When it came to open rates, the Thursday mid-morning send time lived up to expectations by edging out the other segments (barely). However, Thursday's click rate was the second lowest, and the click-through rate was substantially lower than all the other segments.
Meanwhile, the Sunday afternoon segment had the second lowest open rate. Not quite the dismal performance we would have expected from the studies, but substantially lower than Thursday mid-morning. However, the click rate was 2 points higher than Thursday, and the click-through rate was the highest of all the segments!
(Truthfully, we did not set out to prove this point. It is believed that Sunday afternoon is an ideal time for posting educational content on Facebook; we wanted to see if that held true for emails with similar value to the audience.)
"Ok! I'll start sending my emails on Sunday afternoons!"
Please, do not walk away from this thinking Sunday (or any day) is universally the best day to send emails.
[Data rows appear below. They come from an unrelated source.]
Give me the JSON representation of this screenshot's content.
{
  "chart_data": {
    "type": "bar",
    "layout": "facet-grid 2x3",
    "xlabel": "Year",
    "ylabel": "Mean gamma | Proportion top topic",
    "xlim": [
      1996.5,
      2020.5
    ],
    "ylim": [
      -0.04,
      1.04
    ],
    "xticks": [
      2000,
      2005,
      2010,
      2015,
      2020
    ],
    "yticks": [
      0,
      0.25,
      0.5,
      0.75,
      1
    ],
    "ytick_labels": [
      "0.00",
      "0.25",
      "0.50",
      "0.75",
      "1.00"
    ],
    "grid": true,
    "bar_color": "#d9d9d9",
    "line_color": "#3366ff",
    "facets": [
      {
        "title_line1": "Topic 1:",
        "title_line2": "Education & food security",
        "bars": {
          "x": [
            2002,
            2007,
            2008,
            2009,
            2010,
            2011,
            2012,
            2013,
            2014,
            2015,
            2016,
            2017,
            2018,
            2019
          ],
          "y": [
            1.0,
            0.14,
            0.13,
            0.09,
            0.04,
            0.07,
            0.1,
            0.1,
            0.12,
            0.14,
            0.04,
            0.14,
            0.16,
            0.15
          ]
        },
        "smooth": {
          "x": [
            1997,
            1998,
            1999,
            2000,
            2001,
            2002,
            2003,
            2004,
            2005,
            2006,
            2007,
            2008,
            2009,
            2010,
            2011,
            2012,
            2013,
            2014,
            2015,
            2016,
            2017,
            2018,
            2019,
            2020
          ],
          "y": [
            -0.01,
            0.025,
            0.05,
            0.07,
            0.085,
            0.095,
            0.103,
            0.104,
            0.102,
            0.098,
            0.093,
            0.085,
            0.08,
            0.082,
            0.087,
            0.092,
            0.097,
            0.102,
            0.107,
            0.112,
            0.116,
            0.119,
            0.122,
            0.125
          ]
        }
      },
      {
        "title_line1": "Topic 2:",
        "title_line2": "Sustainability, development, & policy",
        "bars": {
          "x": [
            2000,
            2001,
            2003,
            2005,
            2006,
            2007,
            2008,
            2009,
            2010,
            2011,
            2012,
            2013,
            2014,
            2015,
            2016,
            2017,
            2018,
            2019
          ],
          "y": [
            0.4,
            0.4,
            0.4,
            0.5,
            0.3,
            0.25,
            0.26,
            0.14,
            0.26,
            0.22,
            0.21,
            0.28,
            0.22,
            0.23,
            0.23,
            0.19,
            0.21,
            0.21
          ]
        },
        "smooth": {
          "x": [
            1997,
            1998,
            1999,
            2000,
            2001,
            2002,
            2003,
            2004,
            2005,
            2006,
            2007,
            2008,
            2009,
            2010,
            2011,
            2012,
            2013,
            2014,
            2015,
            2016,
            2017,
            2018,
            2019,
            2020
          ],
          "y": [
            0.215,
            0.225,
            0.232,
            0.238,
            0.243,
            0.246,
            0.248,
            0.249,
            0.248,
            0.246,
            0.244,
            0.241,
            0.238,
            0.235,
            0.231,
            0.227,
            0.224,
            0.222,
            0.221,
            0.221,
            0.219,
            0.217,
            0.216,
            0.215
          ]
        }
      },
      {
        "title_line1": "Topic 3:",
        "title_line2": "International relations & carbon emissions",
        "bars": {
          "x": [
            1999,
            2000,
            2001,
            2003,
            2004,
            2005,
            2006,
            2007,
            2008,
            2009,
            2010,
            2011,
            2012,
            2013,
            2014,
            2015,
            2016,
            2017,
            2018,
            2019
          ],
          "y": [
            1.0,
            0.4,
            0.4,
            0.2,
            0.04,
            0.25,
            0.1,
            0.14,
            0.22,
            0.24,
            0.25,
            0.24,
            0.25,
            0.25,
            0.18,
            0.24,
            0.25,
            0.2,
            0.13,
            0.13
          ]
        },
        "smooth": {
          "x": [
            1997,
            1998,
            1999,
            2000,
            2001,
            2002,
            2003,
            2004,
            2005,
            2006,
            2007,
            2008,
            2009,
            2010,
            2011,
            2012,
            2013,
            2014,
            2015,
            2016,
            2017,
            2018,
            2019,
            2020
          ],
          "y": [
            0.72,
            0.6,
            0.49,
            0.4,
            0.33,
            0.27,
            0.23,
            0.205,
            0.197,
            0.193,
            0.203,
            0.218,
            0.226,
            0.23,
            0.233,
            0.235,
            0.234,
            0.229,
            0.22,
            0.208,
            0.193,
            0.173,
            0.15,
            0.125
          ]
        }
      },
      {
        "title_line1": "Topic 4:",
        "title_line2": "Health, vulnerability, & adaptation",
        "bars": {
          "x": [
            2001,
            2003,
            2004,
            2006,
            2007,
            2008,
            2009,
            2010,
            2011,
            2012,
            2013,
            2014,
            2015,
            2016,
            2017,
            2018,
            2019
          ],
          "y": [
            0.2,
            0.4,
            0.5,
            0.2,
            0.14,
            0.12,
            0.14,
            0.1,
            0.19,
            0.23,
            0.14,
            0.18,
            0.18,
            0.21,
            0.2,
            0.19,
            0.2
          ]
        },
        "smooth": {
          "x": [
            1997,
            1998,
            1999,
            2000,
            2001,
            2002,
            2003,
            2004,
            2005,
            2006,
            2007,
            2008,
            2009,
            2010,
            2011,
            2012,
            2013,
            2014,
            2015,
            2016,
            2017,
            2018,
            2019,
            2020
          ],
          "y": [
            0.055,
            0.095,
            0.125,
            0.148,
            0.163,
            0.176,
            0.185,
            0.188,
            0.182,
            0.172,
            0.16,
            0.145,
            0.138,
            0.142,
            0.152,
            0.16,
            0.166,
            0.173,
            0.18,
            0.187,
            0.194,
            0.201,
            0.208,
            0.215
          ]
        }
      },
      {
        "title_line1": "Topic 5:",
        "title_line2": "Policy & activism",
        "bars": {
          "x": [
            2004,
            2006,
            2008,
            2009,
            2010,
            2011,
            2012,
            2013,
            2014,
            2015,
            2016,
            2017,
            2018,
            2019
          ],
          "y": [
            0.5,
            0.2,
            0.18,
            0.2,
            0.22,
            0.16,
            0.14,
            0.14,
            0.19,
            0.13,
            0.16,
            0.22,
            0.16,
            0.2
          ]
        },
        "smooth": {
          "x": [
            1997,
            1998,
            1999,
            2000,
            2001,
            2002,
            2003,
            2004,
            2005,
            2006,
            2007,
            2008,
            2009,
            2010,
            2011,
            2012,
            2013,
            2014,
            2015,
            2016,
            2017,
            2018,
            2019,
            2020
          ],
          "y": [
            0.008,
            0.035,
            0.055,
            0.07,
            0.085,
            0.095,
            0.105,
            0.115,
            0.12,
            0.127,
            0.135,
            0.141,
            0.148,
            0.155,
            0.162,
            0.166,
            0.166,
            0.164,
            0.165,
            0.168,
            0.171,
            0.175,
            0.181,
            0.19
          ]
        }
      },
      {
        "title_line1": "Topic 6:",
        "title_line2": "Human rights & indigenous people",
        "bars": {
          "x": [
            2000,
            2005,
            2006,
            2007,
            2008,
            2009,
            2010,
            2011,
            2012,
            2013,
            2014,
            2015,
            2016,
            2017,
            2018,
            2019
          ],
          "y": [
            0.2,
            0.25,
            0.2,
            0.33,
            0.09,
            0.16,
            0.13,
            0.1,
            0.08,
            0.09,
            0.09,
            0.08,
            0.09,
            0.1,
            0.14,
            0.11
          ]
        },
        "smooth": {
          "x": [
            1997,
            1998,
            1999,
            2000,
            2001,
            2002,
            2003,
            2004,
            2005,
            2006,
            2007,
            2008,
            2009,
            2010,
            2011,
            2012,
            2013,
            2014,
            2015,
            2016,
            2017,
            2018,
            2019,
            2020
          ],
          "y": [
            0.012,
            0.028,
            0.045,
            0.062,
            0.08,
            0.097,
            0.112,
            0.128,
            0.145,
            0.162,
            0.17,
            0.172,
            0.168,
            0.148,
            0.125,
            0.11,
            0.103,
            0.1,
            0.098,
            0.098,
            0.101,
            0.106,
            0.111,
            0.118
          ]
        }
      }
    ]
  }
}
Coming to that conclusion from anything other than your own data, with your own audience, is a mistake.
My point is simply this:
- Look beyond the superficial metrics.
Consider the ideal times for your audience to engage with your content and respond to your call-to-action, and don't just focus on open-rates.
- Try, measure, and adjust!
The Sunday segment's performance was surprising despite the logic behind it. We were fortunate the client allowed us to experiment. I suggest you try new things, A/B test, and by all means MEASURE!
- Understand the relationship your audience has with your brand and its content.
This is a large topic for another day, but email marketing is a relationship tool. Be mindful of your context in your audience's life and where they are in their buyer's journey. (I know I didn't cover this much in this article, but it's important and wanted to mention it anyway.)